While the US Women’s National Team makes its final preparations for the 2020 Olympics, it will finally get its date in court.
A trial date for the team’s gender discrimination lawsuit against US Soccer has been scheduled for May 5, 2020, District Judge R. Gary Klausner announced, according to multiple reports.
USWNT filed its case seeking equal pay in March, and since then, the team won its second straight World Cup. It will be preparing for the Summer Olympics in Tokyo, which begins next July, when the trial goes to court unless the two sides can reach a settlement before then.
Both parties had reportedly requested a trial date after the Olympics, but their wishes were not met.
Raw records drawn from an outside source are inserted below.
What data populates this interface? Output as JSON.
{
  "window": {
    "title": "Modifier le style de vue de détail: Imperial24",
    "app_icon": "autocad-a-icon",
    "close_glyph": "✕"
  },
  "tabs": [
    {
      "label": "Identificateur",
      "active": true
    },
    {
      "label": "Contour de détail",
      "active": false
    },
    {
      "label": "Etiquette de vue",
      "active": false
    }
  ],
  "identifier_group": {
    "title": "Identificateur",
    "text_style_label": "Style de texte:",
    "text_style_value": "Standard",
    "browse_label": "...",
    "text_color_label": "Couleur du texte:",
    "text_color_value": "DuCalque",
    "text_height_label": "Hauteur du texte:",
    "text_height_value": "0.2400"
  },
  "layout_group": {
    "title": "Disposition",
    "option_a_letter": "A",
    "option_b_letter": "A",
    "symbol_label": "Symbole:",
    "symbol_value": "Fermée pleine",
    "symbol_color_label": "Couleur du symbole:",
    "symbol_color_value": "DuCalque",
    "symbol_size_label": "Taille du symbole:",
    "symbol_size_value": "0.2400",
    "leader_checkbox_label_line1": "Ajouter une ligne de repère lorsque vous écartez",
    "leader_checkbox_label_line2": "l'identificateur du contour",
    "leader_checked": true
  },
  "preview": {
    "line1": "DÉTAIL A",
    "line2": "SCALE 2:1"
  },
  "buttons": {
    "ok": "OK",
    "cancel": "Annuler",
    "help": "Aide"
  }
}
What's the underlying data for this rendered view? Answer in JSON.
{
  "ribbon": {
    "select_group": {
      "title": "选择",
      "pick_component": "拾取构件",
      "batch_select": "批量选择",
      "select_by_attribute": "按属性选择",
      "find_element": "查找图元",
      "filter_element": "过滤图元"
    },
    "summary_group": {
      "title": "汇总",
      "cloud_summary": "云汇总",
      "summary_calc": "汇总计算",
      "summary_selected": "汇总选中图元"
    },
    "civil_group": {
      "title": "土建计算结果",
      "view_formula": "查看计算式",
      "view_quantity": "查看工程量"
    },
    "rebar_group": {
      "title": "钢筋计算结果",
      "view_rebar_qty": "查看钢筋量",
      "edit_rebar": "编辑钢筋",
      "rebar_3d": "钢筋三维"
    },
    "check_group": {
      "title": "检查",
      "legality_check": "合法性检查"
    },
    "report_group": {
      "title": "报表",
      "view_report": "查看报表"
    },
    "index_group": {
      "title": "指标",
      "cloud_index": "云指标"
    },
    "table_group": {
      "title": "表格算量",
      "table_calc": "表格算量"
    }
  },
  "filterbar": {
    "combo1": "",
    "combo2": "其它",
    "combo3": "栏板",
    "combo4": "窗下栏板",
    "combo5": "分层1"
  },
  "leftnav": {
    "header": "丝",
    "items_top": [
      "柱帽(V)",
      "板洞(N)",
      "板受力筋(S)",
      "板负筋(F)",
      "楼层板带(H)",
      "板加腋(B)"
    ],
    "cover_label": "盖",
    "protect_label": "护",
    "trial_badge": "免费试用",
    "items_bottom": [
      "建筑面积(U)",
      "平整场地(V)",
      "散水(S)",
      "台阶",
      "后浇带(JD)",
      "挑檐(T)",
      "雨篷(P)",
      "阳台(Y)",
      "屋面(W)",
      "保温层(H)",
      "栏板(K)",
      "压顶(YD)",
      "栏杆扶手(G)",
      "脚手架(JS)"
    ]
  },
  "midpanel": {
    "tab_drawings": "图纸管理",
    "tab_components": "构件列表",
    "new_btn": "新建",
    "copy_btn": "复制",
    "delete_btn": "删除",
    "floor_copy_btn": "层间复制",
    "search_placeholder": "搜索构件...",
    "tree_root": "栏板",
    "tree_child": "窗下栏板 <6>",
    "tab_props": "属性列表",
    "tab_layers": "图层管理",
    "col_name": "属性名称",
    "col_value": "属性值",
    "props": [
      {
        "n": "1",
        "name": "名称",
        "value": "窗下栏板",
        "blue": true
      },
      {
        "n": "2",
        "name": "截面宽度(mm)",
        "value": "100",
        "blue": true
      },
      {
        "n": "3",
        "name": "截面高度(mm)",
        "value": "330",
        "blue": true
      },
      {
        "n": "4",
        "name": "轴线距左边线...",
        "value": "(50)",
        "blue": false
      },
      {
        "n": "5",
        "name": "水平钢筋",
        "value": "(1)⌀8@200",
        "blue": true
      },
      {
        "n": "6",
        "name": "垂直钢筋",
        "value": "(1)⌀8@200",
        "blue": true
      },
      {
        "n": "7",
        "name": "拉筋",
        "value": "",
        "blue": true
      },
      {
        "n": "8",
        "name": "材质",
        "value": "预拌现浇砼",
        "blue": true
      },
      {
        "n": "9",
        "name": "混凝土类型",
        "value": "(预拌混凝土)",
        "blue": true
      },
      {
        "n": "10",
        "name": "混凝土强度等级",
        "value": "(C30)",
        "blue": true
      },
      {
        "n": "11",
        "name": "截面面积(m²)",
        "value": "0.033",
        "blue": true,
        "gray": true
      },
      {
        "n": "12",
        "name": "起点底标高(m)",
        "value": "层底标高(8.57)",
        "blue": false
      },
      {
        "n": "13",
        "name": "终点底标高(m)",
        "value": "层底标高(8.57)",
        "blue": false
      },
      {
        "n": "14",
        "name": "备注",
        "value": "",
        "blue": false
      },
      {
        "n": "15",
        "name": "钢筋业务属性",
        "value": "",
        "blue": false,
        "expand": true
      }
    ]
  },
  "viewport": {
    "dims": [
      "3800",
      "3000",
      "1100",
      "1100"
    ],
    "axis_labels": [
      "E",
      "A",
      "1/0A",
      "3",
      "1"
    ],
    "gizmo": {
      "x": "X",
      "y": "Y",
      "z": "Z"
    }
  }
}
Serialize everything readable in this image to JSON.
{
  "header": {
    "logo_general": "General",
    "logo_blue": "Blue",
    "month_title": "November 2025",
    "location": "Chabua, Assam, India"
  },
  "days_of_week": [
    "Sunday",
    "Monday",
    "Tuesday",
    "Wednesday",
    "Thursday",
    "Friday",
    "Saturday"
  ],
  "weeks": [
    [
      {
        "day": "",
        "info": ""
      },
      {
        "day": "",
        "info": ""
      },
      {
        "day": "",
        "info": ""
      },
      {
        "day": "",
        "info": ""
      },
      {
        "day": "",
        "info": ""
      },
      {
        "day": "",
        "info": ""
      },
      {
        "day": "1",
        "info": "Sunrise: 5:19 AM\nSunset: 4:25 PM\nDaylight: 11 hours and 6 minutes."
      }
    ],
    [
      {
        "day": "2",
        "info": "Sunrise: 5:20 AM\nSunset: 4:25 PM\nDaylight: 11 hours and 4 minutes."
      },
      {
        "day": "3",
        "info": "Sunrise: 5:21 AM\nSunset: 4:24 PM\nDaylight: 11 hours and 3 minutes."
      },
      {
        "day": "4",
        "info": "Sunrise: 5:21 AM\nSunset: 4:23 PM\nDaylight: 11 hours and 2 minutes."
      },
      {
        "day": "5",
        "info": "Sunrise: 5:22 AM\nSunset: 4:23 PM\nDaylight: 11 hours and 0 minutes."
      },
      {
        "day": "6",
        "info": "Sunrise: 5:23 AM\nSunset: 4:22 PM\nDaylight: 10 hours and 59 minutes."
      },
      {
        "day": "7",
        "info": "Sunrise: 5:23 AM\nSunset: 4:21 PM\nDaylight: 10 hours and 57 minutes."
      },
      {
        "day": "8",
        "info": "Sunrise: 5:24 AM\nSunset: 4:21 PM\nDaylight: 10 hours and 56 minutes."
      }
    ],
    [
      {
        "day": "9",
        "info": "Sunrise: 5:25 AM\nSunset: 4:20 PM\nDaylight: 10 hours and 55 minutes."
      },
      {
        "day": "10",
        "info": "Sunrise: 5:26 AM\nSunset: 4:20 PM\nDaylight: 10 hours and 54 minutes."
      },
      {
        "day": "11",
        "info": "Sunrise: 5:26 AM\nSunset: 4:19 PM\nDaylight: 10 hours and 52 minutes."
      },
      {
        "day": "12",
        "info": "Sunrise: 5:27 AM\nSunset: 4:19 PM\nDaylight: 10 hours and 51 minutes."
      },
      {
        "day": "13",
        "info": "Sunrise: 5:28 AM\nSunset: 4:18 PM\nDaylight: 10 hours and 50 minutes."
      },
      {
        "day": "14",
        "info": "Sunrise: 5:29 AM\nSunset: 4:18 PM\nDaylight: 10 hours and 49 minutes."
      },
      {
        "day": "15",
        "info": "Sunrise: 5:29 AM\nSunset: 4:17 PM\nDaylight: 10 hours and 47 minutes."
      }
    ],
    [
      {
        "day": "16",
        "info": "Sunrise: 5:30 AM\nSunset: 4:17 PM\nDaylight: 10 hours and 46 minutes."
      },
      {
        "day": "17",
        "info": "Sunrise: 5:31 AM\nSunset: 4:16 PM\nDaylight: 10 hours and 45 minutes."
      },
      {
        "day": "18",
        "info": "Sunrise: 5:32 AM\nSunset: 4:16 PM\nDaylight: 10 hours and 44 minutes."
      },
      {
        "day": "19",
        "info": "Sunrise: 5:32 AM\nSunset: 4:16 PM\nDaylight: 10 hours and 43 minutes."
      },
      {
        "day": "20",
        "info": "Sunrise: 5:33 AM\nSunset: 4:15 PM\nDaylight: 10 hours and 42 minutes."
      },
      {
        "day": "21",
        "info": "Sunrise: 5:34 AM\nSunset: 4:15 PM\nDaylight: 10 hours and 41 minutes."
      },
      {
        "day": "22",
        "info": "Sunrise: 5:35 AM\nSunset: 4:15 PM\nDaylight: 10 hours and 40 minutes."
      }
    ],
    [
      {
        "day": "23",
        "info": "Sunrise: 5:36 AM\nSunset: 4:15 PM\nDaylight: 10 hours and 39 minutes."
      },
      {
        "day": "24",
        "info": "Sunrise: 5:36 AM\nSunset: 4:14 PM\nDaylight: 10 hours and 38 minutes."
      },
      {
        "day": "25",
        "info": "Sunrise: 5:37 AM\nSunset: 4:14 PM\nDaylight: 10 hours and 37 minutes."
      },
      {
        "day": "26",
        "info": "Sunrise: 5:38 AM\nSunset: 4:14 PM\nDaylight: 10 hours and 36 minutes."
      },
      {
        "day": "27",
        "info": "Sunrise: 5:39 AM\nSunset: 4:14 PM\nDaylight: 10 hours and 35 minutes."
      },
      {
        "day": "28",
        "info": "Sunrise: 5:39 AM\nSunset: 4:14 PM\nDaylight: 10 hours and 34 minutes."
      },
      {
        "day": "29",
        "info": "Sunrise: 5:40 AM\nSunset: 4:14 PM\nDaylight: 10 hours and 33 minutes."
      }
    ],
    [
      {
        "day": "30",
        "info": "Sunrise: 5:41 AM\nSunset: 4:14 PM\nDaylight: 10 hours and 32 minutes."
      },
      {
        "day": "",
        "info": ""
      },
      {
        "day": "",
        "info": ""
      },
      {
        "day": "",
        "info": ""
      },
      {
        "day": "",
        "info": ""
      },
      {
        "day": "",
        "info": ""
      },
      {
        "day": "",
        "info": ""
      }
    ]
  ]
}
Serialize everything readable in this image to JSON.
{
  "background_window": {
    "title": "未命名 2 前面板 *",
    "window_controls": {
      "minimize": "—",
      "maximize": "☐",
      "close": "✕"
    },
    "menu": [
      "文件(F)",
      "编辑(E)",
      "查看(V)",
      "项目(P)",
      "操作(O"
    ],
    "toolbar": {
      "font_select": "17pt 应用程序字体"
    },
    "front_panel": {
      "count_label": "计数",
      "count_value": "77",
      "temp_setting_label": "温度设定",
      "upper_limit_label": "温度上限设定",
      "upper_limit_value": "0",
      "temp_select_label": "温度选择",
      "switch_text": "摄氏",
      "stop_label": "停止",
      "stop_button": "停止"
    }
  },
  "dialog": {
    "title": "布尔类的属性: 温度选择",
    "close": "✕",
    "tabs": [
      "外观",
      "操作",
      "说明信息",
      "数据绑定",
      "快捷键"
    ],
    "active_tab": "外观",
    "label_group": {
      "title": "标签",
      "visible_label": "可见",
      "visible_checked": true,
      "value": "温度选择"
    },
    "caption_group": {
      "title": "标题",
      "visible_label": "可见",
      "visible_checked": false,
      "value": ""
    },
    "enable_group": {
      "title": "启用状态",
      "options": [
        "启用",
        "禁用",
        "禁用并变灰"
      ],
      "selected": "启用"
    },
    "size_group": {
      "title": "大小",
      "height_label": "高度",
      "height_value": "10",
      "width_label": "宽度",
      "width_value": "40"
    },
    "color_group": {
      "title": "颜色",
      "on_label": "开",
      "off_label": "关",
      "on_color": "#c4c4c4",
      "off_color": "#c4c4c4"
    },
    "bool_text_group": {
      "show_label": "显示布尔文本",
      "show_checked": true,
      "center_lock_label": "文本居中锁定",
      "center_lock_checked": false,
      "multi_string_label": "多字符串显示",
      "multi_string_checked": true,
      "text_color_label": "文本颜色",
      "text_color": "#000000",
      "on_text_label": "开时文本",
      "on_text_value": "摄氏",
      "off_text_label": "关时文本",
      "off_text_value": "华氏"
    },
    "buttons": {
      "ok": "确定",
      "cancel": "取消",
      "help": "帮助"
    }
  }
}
Mediation talks broke down last week with the US Soccer Federation as the USWNT continued to fight for pay equal to the men’s team. US Soccer claimed the counsel for the USWNT “took an aggressive and ultimately unproductive approach.”
“That’s not true. That’s definitely not true, and we set the posture as the players in our talks,” captain Megan Rapinoe said Thursday on “CBS This Morning.” “We came ready and prepared and willing to have the conversation.”
In July, US Soccer president Carlos Cordeiro released a letter detailing that the federation paid out more money to the women’s team than the men’s team between 2010 and 2018, which the USWNT believes is misleading.
“We are very confident that if this needs to go to litigation that we have a great case,” Christen Press said during the television interview last week. “I think that we will go confidently into that because it’s based on a very simple principle that we think is fair and right, and it is the law.”